Noting that Dobbs “provided a spark for us,” Jones added: “He adds another element in terms of the run game. Any time you have a running quarterback, that poses another threat to the defense in terms of gaps…. It adds a whole other element and dimension offensively.”

God knows, Tennessee’s patchwork offense needs all of the elements and dimensions it can muster. If you throw out the glorified scrimmage against Chattanooga of the Football Championship Subdivision, the Vols' previous two meaningful games saw them manage nine points in a home loss to Florida and three points in a mauling at Ole Miss. Compared to those outings, hanging 20 points on Bama represented an offensive explosion.

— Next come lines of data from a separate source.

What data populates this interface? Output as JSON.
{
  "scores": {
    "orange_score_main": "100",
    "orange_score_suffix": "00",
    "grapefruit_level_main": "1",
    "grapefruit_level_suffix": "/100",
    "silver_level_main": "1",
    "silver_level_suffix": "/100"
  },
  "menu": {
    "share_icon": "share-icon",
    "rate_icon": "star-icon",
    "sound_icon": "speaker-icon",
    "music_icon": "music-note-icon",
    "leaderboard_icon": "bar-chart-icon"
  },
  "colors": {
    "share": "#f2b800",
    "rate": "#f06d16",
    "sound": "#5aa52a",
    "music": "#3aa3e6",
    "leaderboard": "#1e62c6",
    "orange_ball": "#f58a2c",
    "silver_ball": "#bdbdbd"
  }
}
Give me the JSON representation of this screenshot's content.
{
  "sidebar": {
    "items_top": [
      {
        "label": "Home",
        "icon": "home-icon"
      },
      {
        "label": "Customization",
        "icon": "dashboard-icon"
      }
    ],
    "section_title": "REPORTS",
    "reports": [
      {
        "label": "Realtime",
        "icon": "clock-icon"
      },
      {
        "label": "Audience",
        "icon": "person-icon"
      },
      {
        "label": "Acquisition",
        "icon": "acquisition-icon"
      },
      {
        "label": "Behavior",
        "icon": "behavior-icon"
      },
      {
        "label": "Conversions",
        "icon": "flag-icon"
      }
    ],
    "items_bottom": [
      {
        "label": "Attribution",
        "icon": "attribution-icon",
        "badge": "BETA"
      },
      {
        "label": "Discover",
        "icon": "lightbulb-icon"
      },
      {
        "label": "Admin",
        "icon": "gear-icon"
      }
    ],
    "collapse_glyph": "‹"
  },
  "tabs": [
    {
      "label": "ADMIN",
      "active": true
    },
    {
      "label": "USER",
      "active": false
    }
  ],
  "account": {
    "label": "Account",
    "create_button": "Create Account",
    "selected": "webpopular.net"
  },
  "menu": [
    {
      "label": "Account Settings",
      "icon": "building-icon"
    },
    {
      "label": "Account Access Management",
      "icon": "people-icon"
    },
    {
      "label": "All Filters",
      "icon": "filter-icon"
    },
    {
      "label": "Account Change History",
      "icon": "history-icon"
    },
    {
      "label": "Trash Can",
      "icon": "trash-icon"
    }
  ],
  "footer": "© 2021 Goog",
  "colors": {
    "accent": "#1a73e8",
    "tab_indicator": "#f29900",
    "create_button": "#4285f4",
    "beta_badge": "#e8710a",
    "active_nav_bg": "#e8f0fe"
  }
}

Dobbs conceded that his mobility “opens up a lot,” before humbly adding: “Our line did a good job of making holes for me. We also have Jalen Hurd and Marlin Lane, which are two dynamic backs, and we have good weapons on the outside, so we're just able to use everyone.”

Given the dramatic improvement in Tennessee’s offense with Dobbs at the controls, many fans are wondering: Why wasn’t he playing all along?

In the coaching staff’s defense, Dobbs had a horrible preseason throwing the ball. Those of us who cover practice on a regular basis can attest that he clearly was a distant third behind Worley and Peterman in terms of accuracy. What Dobbs showed Saturday night, however, suggests he is a “gamer” who elevates his level of play when the bright lights are shining. He missed badly on a few throws (particularly the slant to a wide-open Marquez North that should've been an easy touchdown) but still managed to complete 19 of 32 passes for 192 yards and two touchdowns.

Even if Worley’s injured shoulder heals quickly, Dobbs needs to be the starting quarterback the rest of the way. Without him, Tennessee’s offense sputters. With him, it just might be productive enough to win every game left on the schedule.